ELVIS COSTELLO PREPPING SIX-DISC REISSUE ‘ARMED FORCES’

ELVIS COSTELLO PREPPING SIX-DISC REISSUE ‘ARMED FORCES’

Elvis Costello revealed he's prepping a major boxed set edition of his 1979 classic third album, Armed Forces. Costello will release his latest album, Hey Clockface, on October 30th.

Costello — who's renowned for the generous helping of rare and unreleased material he offers up each time his catalogue gets reissued — spoke about the latest overhaul by Universal, telling Billboard, “I can’t imagine there being another edition of releases after this one. And the first will be a six-record set based on Armed Forces. There are all those sayings about history repeating itself. It’s not something you can plan for. That said, I think Armed Forces holds up pretty well. And the package includes three live recordings ranging from the summer of ‘78 to the summer of ‘79, so it traces the development of the Attractions as a live act, from a club combo to a successful pop group — it’s quite interesting to hear. I had expert help in photographing my handwritten notebooks. So you’re getting something.” There's been no announcement as to when Costello's latest reissue series will kick off.
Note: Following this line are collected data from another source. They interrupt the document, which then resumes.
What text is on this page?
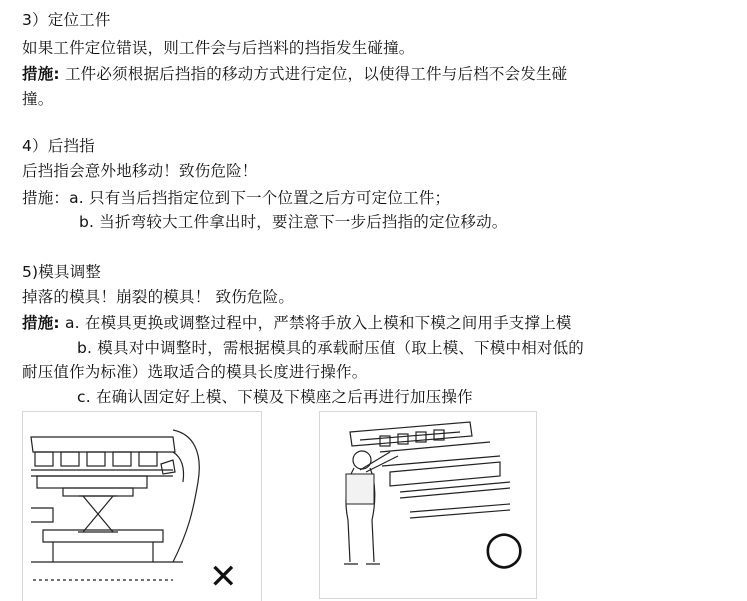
3）定位工件
如果工件定位错误，则工件会与后挡料的挡指发生碰撞。
措施: 工件必须根据后挡指的移动方式进行定位，以使得工件与后档不会发生碰
撞。
4）后挡指
后挡指会意外地移动！致伤危险！
措施：a. 只有当后挡指定位到下一个位置之后方可定位工件；
b. 当折弯较大工件拿出时，要注意下一步后挡指的定位移动。
5)模具调整
掉落的模具！崩裂的模具！ 致伤危险。
措施: a. 在模具更换或调整过程中，严禁将手放入上模和下模之间用手支撑上模
b. 模具对中调整时，需根据模具的承载耐压值（取上模、下模中相对低的
耐压值作为标准）选取适合的模具长度进行操作。
c. 在确认固定好上模、下模及下模座之后再进行加压操作
✕
○
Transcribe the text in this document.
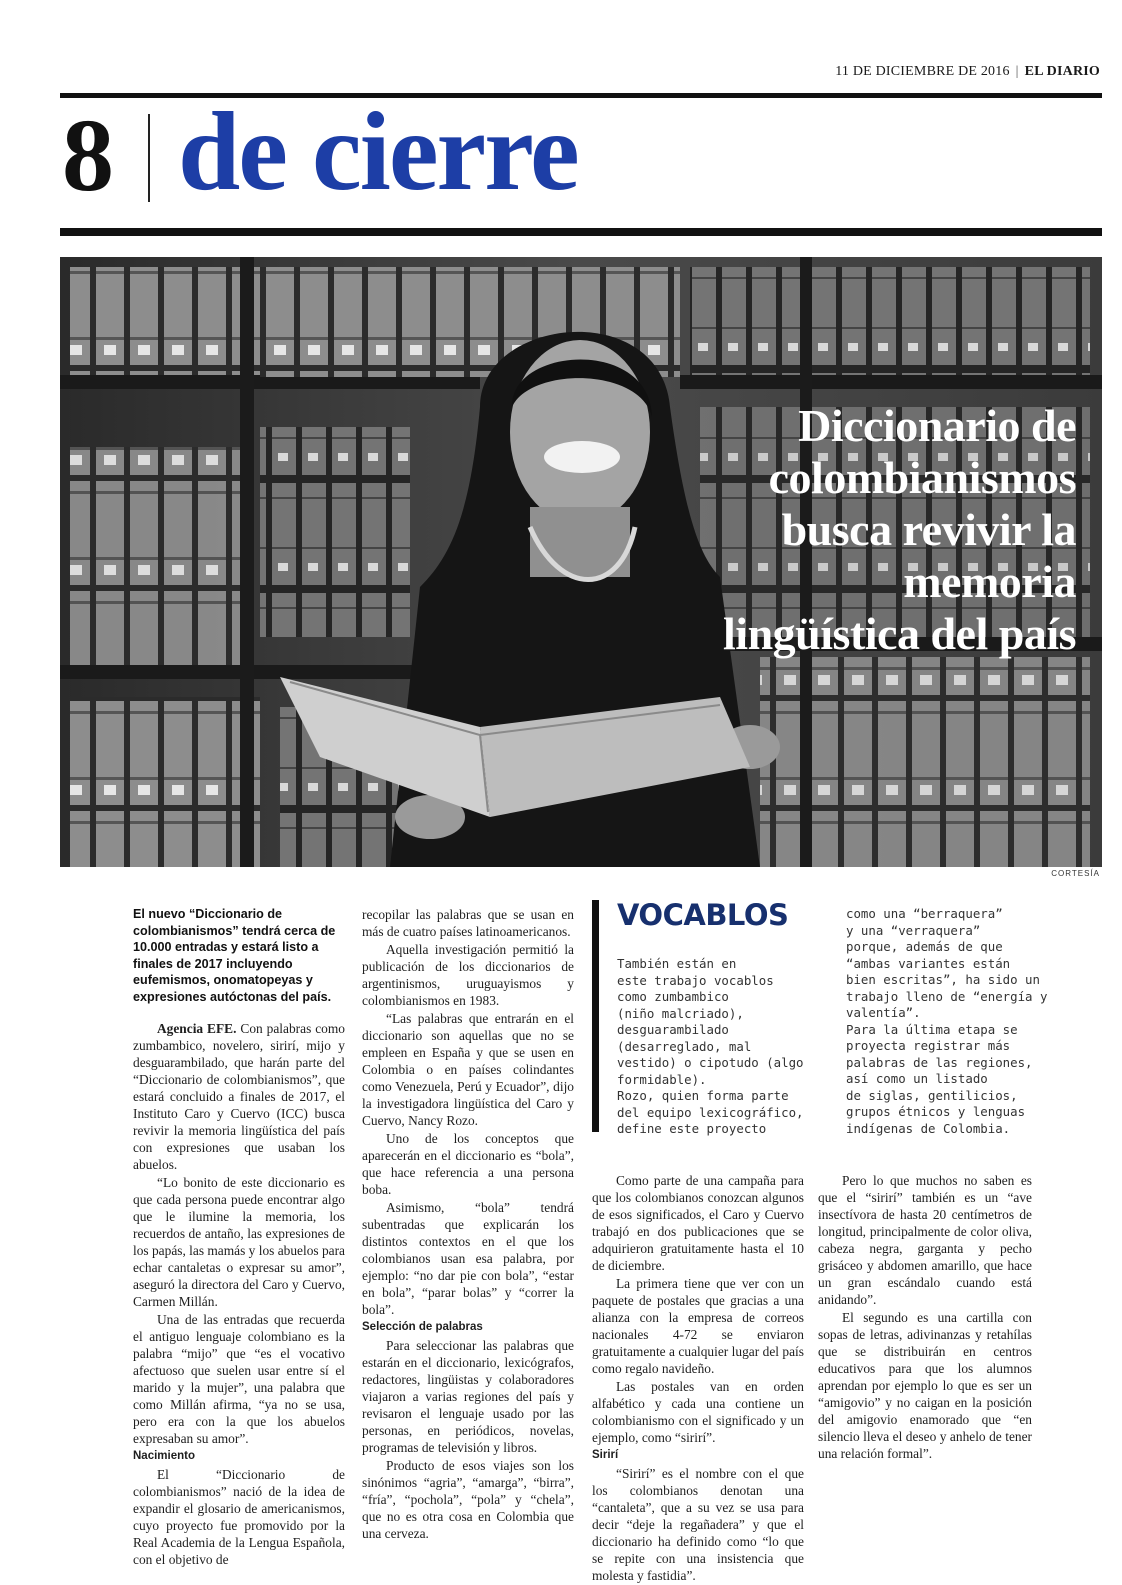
11 DE DICIEMBRE DE 2016 | EL DIARIO
8 de cierre
Diccionario de colombianismos busca revivir la memoria lingüística del país
CORTESÍA
El nuevo “Diccionario de colombianismos” tendrá cerca de 10.000 entradas y estará listo a finales de 2017 incluyendo eufemismos, onomatopeyas y expresiones autóctonas del país.

Agencia EFE. Con palabras como zumbambico, novelero, sirirí, mijo y desguarambilado, que harán parte del “Diccionario de colombianismos”, que estará concluido a finales de 2017, el Instituto Caro y Cuervo (ICC) busca revivir la memoria lingüística del país con expresiones que usaban los abuelos.

“Lo bonito de este diccionario es que cada persona puede encontrar algo que le ilumine la memoria, los recuerdos de antaño, las expresiones de los papás, las mamás y los abuelos para echar cantaletas o expresar su amor”, aseguró la directora del Caro y Cuervo, Carmen Millán.

Una de las entradas que recuerda el antiguo lenguaje colombiano es la palabra “mijo” que “es el vocativo afectuoso que suelen usar entre sí el marido y la mujer”, una palabra que como Millán afirma, “ya no se usa, pero era con la que los abuelos expresaban su amor”.

Nacimiento

El “Diccionario de colombianismos” nació de la idea de expandir el glosario de americanismos, cuyo proyecto fue promovido por la Real Academia de la Lengua Española, con el objetivo de

recopilar las palabras que se usan en más de cuatro países latinoamericanos.

Aquella investigación permitió la publicación de los diccionarios de argentinismos, uruguayismos y colombianismos en 1983.

“Las palabras que entrarán en el diccionario son aquellas que no se empleen en España y que se usen en Colombia o en países colindantes como Venezuela, Perú y Ecuador”, dijo la investigadora lingüística del Caro y Cuervo, Nancy Rozo.

Uno de los conceptos que aparecerán en el diccionario es “bola”, que hace referencia a una persona boba.

Asimismo, “bola” tendrá subentradas que explicarán los distintos contextos en el que los colombianos usan esa palabra, por ejemplo: “no dar pie con bola”, “estar en bola”, “parar bolas” y “correr la bola”.

Selección de palabras

Para seleccionar las palabras que estarán en el diccionario, lexicógrafos, redactores, lingüistas y colaboradores viajaron a varias regiones del país y revisaron el lenguaje usado por las personas, en periódicos, novelas, programas de televisión y libros.

Producto de esos viajes son los sinónimos “agria”, “amarga”, “birra”, “fría”, “pochola”, “pola” y “chela”, que no es otra cosa en Colombia que una cerveza.

VOCABLOS
También están en
este trabajo vocablos
como zumbambico
(niño malcriado),
desguarambilado
(desarreglado, mal
vestido) o cipotudo (algo
formidable).
Rozo, quien forma parte
del equipo lexicográfico,
define este proyecto
como una “berraquera”
y una “verraquera”
porque, además de que
“ambas variantes están
bien escritas”, ha sido un
trabajo lleno de “energía y
valentía”.
Para la última etapa se
proyecta registrar más
palabras de las regiones,
así como un listado
de siglas, gentilicios,
grupos étnicos y lenguas
indígenas de Colombia.

Como parte de una campaña para que los colombianos conozcan algunos de esos significados, el Caro y Cuervo trabajó en dos publicaciones que se adquirieron gratuitamente hasta el 10 de diciembre.

La primera tiene que ver con un paquete de postales que gracias a una alianza con la empresa de correos nacionales 4-72 se enviaron gratuitamente a cualquier lugar del país como regalo navideño.

Las postales van en orden alfabético y cada una contiene un colombianismo con el significado y un ejemplo, como “sirirí”.

Sirirí

“Sirirí” es el nombre con el que los colombianos denotan una “cantaleta”, que a su vez se usa para decir “deje la regañadera” y que el diccionario ha definido como “lo que se repite con una insistencia que molesta y fastidia”.

Pero lo que muchos no saben es que el “sirirí” también es un “ave insectívora de hasta 20 centímetros de longitud, principalmente de color oliva, cabeza negra, garganta y pecho grisáceo y abdomen amarillo, que hace un gran escándalo cuando está anidando”.

El segundo es una cartilla con sopas de letras, adivinanzas y retahílas que se distribuirán en centros educativos para que los alumnos aprendan por ejemplo lo que es ser un “amigovio” y no caigan en la posición del amigovio enamorado que “en silencio lleva el deseo y anhelo de tener una relación formal”.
Costello shed light on the period covering the album and its subsequent tour dates, which flung the Attractions all over the globe: “There’s a difference between the person who made the record and the person who was on the road — constantly from the summer of 1977 to the summer of 1979, while making two albums during that time. The disarray of my life has been written about. So look at what the songs are saying, not the words that came out of my mouth on one night.”

When pressed as to whether fans can expect all his albums to be presented in such deluxe packages, Costello said, “If we can. Right now, it’s in everybody’s interest to let me do it the way I’m seeing it.”

Costello — who's never been far from the road since breaking internationally back in 1977 explained, “I can’t be certain when I’ll set foot on the stage again; or, frankly, whether the audience that largely comes to see me — who are inevitably more of my generation — will ever want to come to a theater again. So in the interim, I want to take the music I recorded some time ago and present it in a way that’s as exciting as it was when we first released it.”

He went on to reveal: “We’ve done a new version of one of the albums from my catalog, and that’s going to come out next April. And we’re making a compilation based on (1998's Burt Bacharach collaboration) Painted From Memory, in the hope that we’ll complete the picture with some other songs we’ve written that people still haven’t heard.”

Elvis Costello told us that upon launching his career, he never set out to change or break the rules of rock and pop songwriting and recording: “I was just making rock n' roll records as I knew how to make 'em and ballads and all the music that I loved. And obviously over the years, the things that I can draw from has grown, because I've listened to more music, I've absorbed more music, more music has interested me. I've written a lot of different things, I've had all these collaborations of different kinds — some of them very far away from the world that I began in. But they've all sort of had some positive influence on the possibilities of music when I set out to write and arrange.”